Im Prozess wegen Körperverletzung gegen Fußball-Weltmeister Jérôme Boateng hat seine Ex-Partnerin, die auch die Mutter seiner Zwillingstöchter ist, erneut schwere Vorwürfe gegen ihn erhoben. Er habe sie im gemeinsamen Karibik-Urlaub im Juli 2018 geschlagen, angespuckt, sie beleidigt und ihr in den Kopf gebissen, sagte die Frau am Freitag vor dem Landgericht München aus. Außerdem habe er ein großes Windlicht und eine Kühltasche nach ihr geworfen. "Ich hab' geweint, richtig doll, ich hab' mich auch erschrocken", sagte die Frau. "Er hat weiter geschrien, hat weiter gewütet."
Ex-Partnerin bricht in Tränen aus
Sie habe sich an den Glasscherben des zerbrochenen Windlichts geschnitten, Hämatome und Schürfwunden erlitten. Er habe ihr gedroht, er werde dafür sorgen, dass die gemeinsamen Kinder in ein Heim kommen, wenn sie ihn wegen des Vorfalls anzeigen sollte. Als sie das sagte, brach die Frau im Gerichtssaal in Tränen aus, und die Sitzung wurde für ein paar Minuten unterbrochen. Noch aus dem Urlaub habe sie dann ihre Familienanwältin angerufen, eine Verletzung am Auge dokumentiert - und Boateng schließlich im Oktober angezeigt.
Boateng bestreitet Gewaltvorwürfe
Jérôme Boateng hatte sich zu Prozessbeginn in einer langen Erklärung geäußert, die er vor dem Landgericht vorgelesen hatte: "Nicht ich bin es, der sich nicht unter Kontrolle hat und mit Gewalt auf Streitereien in unserer Beziehung reagierte. Ich werde allenfalls laut und verteidige mich, wenn ich angegriffen werde", sagte der 35-Jährige.
Seine damalige Freundin habe ihn im Karibik-Urlaub angegriffen. Er habe sich nur gewehrt, sie weggeschubst und dabei verletzt. Das tue ihm leid und er habe sich dafür auch schon entschuldigt. "Das, was sie daraus allerdings gemacht hat, entbehrt jeglicher Grundlage und hat nahezu alles um mich, um uns herum zerstört", sagte Boateng und sprach von einem "seit Jahren andauernden Alptraum".
Richterin: "Mensch! Leute, ich fasse es nicht!"

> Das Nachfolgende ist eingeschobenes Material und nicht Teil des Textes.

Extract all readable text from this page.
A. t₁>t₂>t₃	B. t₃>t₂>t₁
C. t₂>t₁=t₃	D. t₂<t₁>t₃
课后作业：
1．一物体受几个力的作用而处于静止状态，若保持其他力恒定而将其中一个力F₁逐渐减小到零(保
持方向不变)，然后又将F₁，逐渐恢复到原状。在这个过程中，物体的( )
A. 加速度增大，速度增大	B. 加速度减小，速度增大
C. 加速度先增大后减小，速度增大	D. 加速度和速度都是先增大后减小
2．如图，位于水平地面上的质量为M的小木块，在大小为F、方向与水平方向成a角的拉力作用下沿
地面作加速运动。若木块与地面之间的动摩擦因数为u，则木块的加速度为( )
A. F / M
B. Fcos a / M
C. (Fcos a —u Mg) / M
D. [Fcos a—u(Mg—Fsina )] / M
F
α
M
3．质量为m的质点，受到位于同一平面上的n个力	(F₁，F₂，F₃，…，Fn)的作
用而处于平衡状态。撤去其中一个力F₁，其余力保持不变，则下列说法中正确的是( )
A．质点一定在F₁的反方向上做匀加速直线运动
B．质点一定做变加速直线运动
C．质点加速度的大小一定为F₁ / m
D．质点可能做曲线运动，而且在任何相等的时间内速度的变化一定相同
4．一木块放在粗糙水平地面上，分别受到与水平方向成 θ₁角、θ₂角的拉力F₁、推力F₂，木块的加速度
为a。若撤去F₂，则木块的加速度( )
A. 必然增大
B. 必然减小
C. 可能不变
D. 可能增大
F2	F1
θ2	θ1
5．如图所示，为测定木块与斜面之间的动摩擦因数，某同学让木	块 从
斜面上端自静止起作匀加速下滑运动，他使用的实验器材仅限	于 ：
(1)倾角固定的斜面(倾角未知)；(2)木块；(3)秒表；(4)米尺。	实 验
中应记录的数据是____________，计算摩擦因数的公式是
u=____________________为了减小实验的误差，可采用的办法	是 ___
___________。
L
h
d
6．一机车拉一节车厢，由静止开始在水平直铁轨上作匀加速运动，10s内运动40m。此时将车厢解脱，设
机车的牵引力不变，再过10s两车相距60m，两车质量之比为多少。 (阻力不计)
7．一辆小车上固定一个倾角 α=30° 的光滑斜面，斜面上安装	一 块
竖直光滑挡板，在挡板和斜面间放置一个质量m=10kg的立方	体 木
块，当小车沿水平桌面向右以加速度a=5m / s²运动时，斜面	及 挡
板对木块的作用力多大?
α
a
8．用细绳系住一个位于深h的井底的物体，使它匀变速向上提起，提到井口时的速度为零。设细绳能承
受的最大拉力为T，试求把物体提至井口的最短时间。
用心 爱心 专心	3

Als die Staatsanwältin im Kreuzverhör auf andere mutmaßliche Gewaltvorfälle zwischen der ehemaligen Lebensgefährtin und Boateng eingehen wollte, wurde sie mehrmals von der Vorsitzenden Richterin eindringlich gebeten, nur zum Vorfall in der Karibik Fragen zu stellen. Der Fall, der sechs Jahre zurückliege, werde wie ein Schwurgerichtsprozess behandelt, das stünde in keinem Verhältnis, so die Vorsitzende. Die Leidtragenden seien die beiden Kinder des Ex-Paares. Die Vorsitzende Richterin wörtlich: „Mensch! Leute ich fasse es nicht, die Kinder lesen das morgen in der Zeitung, ich sag es Euch, ganz ehrlich." Am Nachmittag entschied sich die Staatsanwaltschaft dann vorerst keine weiteren Fragen an das mutmaßliche Opfer zu stellen.
Vorangegangenes Urteil aufgehoben – Neuverhandlung
Es ist bereits das vierte Mal, dass sich ein Gericht mit dem Vorfall in einem Karibik-Urlaub im Jahr 2018 befasst. Das Verfahren gegen den langjährigen Verteidiger des FC Bayern München, der gerade vom italienischen Club US Salernitana zum Linzer ASK in Österreich wechselte, zieht sich also schon lange hin. 2019 wurde Anklage erhoben, 2021 verhängte das Amtsgericht München eine Geldstrafe von 60 Tagessätzen zu je 30.000 Euro, also insgesamt 1,8 Millionen Euro.
Das Landgericht München verurteilte Boateng dann im Oktober 2022 in zweiter Instanz wegen Körperverletzung und Beleidigung zu einer Geldstrafe von 120 Tagessätzen zu je 10.000 Euro - insgesamt 1,2 Millionen Euro. Doch das Bayerische Oberste Landesgericht kassierte das Urteil und der Prozess wurde ein weiteres Mal aufgerollt.